Masonlar.org - Harici Forumu

Mason ve Masonluk Nedir? => Kardeslerimiz => Konuyu başlatan: Genius Loci - Mayıs 21, 2009, 04:29:01 ös

Başlık: MUSA KAZIM EFENDİ
Gönderen: Genius Loci - Mayıs 21, 2009, 04:29:01 ös
Musa Kazım Efendi (1856 - 1920)

Türk bilgini ve şeyhülislam. Din alanında yenileşmenin gereğini savunmakla tanınmış.
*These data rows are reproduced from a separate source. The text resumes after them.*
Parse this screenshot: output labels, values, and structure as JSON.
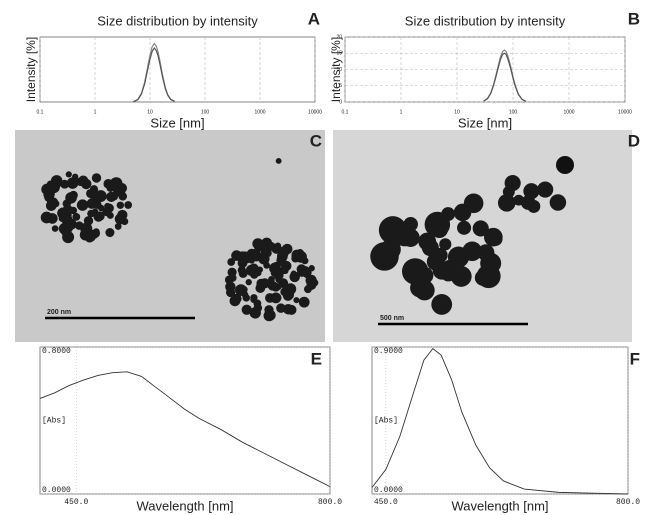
{
  "chart_data": [
    {
      "type": "line",
      "panel_label": "A",
      "title": "Size distribution by intensity",
      "x_label": "Size [nm]",
      "y_label": "Intensity [%]",
      "xlog": true,
      "xlim": [
        0.1,
        10000
      ],
      "xticks": [
        0.1,
        1,
        10,
        100,
        1000,
        10000
      ],
      "ylim": [
        0,
        20
      ],
      "grid": true,
      "x": [
        5,
        6,
        7,
        8,
        9,
        10,
        11,
        12,
        13,
        14,
        15,
        17,
        19,
        21,
        24,
        28
      ],
      "series": [
        {
          "color": "#888888",
          "values": [
            0.1,
            0.8,
            2.7,
            6.1,
            10.5,
            14.4,
            17.1,
            18,
            17.2,
            15.4,
            13,
            8.1,
            4.5,
            2.3,
            0.8,
            0.2
          ]
        },
        {
          "color": "#555555",
          "values": [
            0.1,
            0.7,
            2.5,
            5.6,
            9.7,
            13.2,
            15.7,
            16.6,
            15.8,
            14.2,
            12,
            7.5,
            4.1,
            2.1,
            0.7,
            0.2
          ]
        }
      ]
    },
    {
      "type": "line",
      "panel_label": "B",
      "title": "Size distribution by intensity",
      "x_label": "Size [nm]",
      "y_label": "Intensity [%]",
      "xlog": true,
      "xlim": [
        0.1,
        10000
      ],
      "xticks": [
        0.1,
        1,
        10,
        100,
        1000,
        10000
      ],
      "ylim": [
        0,
        20
      ],
      "yticks": [
        0,
        5,
        10,
        15,
        20
      ],
      "grid": true,
      "x": [
        30,
        35,
        40,
        45,
        50,
        55,
        60,
        65,
        70,
        75,
        80,
        90,
        100,
        110,
        125,
        145,
        170
      ],
      "series": [
        {
          "color": "#888888",
          "values": [
            0.3,
            1.1,
            2.8,
            5.4,
            8.5,
            11.5,
            14,
            15.5,
            16,
            15.6,
            14.4,
            11.3,
            7.8,
            5.1,
            2.4,
            0.8,
            0.2
          ]
        },
        {
          "color": "#555555",
          "values": [
            0.3,
            1,
            2.6,
            5.1,
            8,
            10.8,
            13.2,
            14.6,
            15,
            14.7,
            13.5,
            10.6,
            7.3,
            4.8,
            2.3,
            0.8,
            0.2
          ]
        }
      ]
    },
    {
      "type": "line",
      "panel_label": "E",
      "x_label": "Wavelength [nm]",
      "y_label": "[Abs]",
      "xlim": [
        400,
        800
      ],
      "xticks": [
        {
          "value": 450,
          "label": "450.0"
        },
        {
          "value": 800,
          "label": "800.0"
        }
      ],
      "ylim": [
        0,
        0.8
      ],
      "yticks": [
        {
          "value": 0,
          "label": "0.0000"
        },
        {
          "value": 0.8,
          "label": "0.8000"
        }
      ],
      "grid": true,
      "x": [
        400,
        420,
        440,
        460,
        480,
        500,
        520,
        540,
        560,
        580,
        600,
        620,
        650,
        680,
        700,
        740,
        780,
        800
      ],
      "series": [
        {
          "color": "#333333",
          "values": [
            0.52,
            0.55,
            0.59,
            0.62,
            0.645,
            0.66,
            0.665,
            0.64,
            0.58,
            0.52,
            0.46,
            0.41,
            0.35,
            0.28,
            0.24,
            0.16,
            0.08,
            0.04
          ]
        }
      ]
    },
    {
      "type": "line",
      "panel_label": "F",
      "x_label": "Wavelength [nm]",
      "y_label": "[Abs]",
      "xlim": [
        430,
        800
      ],
      "xticks": [
        {
          "value": 450,
          "label": "450.0"
        },
        {
          "value": 800,
          "label": "800.0"
        }
      ],
      "ylim": [
        0,
        0.9
      ],
      "yticks": [
        {
          "value": 0,
          "label": "0.0000"
        },
        {
          "value": 0.9,
          "label": "0.9000"
        }
      ],
      "grid": true,
      "x": [
        430,
        450,
        470,
        490,
        505,
        518,
        530,
        545,
        560,
        580,
        600,
        620,
        650,
        700,
        750,
        800
      ],
      "series": [
        {
          "color": "#333333",
          "values": [
            0.04,
            0.15,
            0.35,
            0.62,
            0.82,
            0.89,
            0.85,
            0.7,
            0.5,
            0.3,
            0.16,
            0.08,
            0.03,
            0.01,
            0.005,
            0
          ]
        }
      ]
    }
  ],
  "micrographs": [
    {
      "panel_label": "C",
      "scale_bar": "200 nm"
    },
    {
      "panel_label": "D",
      "scale_bar": "500 nm"
    }
  ]
}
Erzurum'a bağlı Tortum ilçesinde doğdu. Edirne'de öldü. İlköğrenimini Tortum'da gördü. Nakşibendi şeyhi Mehmed Efendi'ye bağlandı, sonra Balıkesir'de Selahaddin Sururi ve Lürfi Efendi'lerden Akaid okudu. İstanbula gelerek yüksek öğrenimini bitirdikten sonra 1888'de Fatih Camii'nde ders vermeye başladı. Öğrencileri arasında Muallim Naci, Ahmet Mithat Efendi gibi ünlü edebiyatçılar vardır. 1900'de İstanbul Hukuk Mektebi'nde Mecelle okutmakla görevlendirildi. Sonra Galatasaray Sultanisi'nde Akaid öğretmenliğine atandı. Bir süre sonra İttihat ve Terakki'ye girdi. 1910,1911, 1916 ve 1917 yılıarında dört kez şeyhülislam olarak göreve getirildi.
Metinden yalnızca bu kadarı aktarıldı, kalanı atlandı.